Here on Crete, we might see it as a symbiosis between humans and nature. But that symbiotic relationship has not always been driven by knowledge and respect.
Sotiris and Dimitris tell us that in the 1990s, the government sent advisors who urged the farmers to replace their olive trees, many of them centuries old, with newer varieties that would yield a greater harvest. The philosophy at the time was to adopt intensive methods involving nitrogen fertilisers, milling machines and abundant irrigation. Many farmers now regret following that advice. The sustainable approach to olive cultivation taught by Local Food Experts at its agricultural seminars is designed to prevent such mistakes in the future. The association is treading new ground in Crete, and its work is intended to serve as a model: if the community wants to look ahead and to combine tourism with more sustainable economics, the foundations must be laid among the farmers.

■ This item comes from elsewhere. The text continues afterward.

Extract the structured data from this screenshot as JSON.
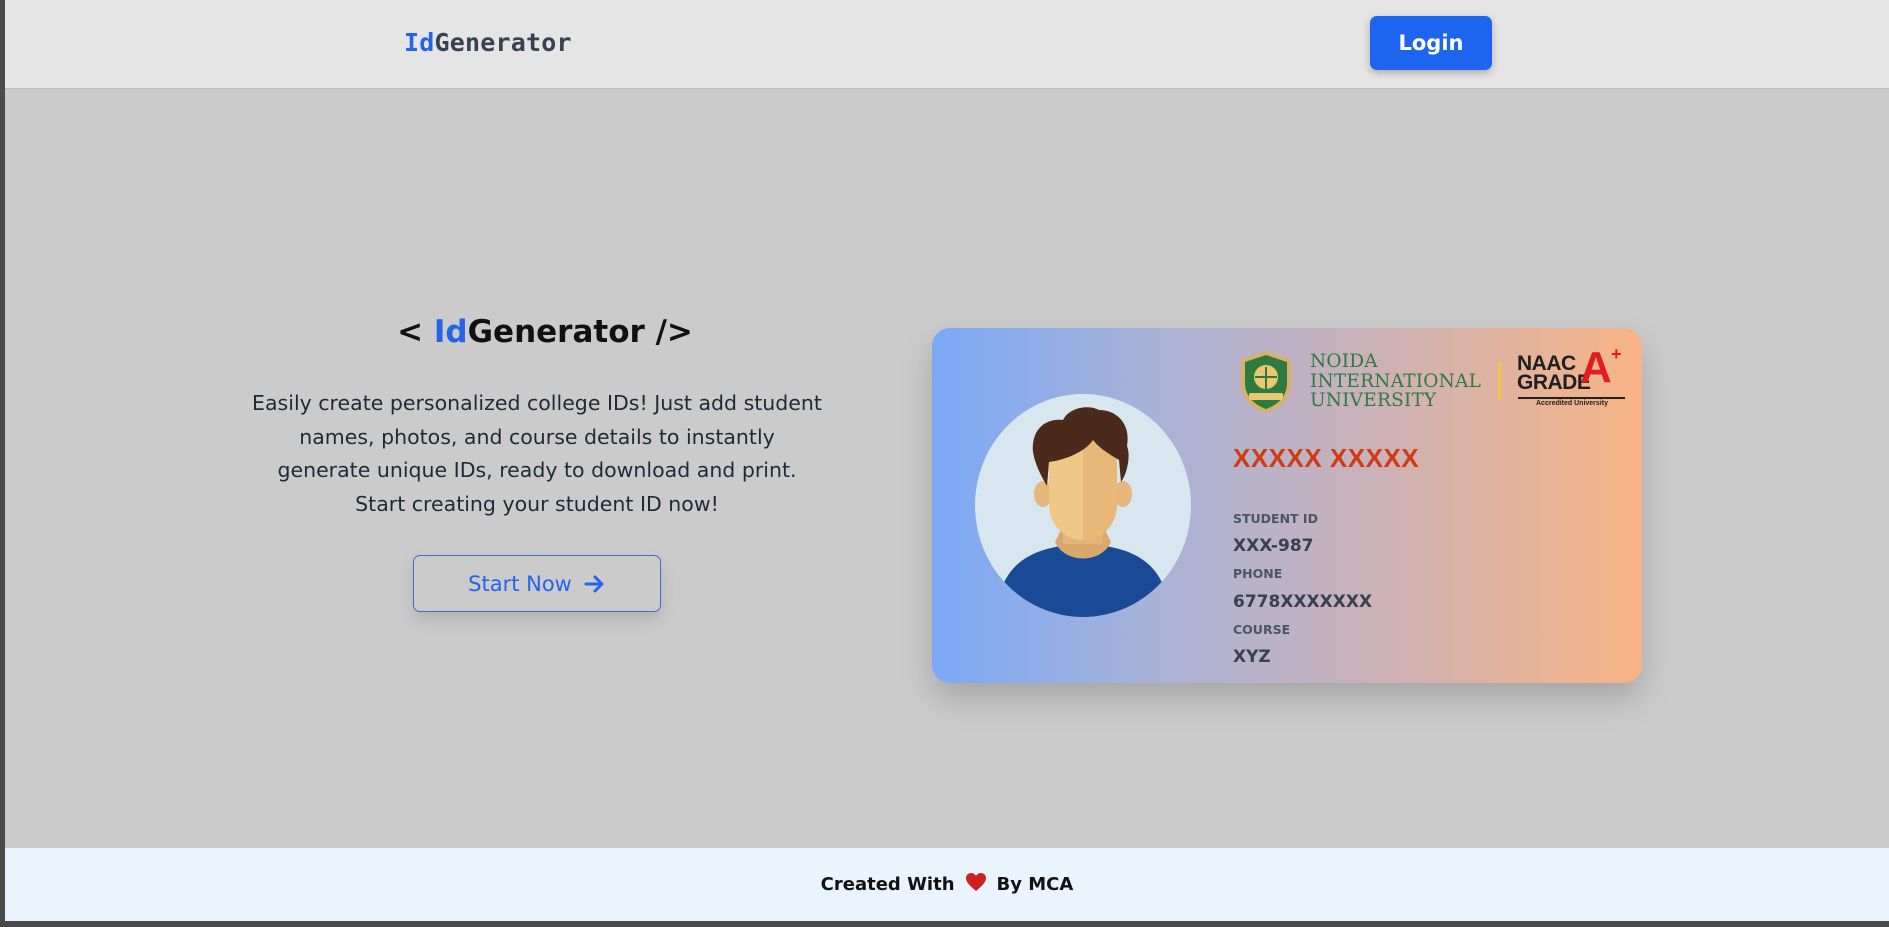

They will spread their insights, becoming the advocates of a conscious rapprochement that values traditional methods and cultivars. And they will create the places where visitors will have an opportunity to encounter authentic local cooking and culture.
Bonding over a good lunch
In the village of Kroussonas, we meet Manolis Kokologiannakis, a friend of Dimitris and Sotiris. He runs a restaurant here that has been in his family for several generations. But Manolis began his career as a chef in the hospitality sector. He was once in charge of producing well in excess of 100,000 meals a year at one of the big hotels on the Cretan coast. Now he manages the traditional family tavern.
The ingredients for the salad are from his own field, which is farmed in the traditional organic way. The pork is from a pig left to grow at its own pace, and the white wine was made from the vines that spring up all over the village. The full-bodied olive oil shimmering gold-yellow-green is the theme that holds the leisurely lunch together. Hot or cold, its effects are different with every dish, but each time it puts a perfect finishing touch to the taste experience. And so the traditional tasting ritual becomes an olive oil highlight. If only more visitors to Crete found their way to local restaurants like the one Manolis runs. Not just for their own sheer enjoyment, but also so that talented people with good ideas are given a chance to put those ideas into practice. That will create new prospects in a rural region that is suffering from an exodus of young people.
Local initiatives like this one draw strength from Crete’s development as a model destination for sustainable holiday eating, which is being driven forward by the TUI Care Foundation in conjunction with Futouris and the social enterprise Local Food Experts. If people living in the destinations are to benefit in the long term from the feedback effects of projects like this one, the links between the local economy and tourism must start with the little things.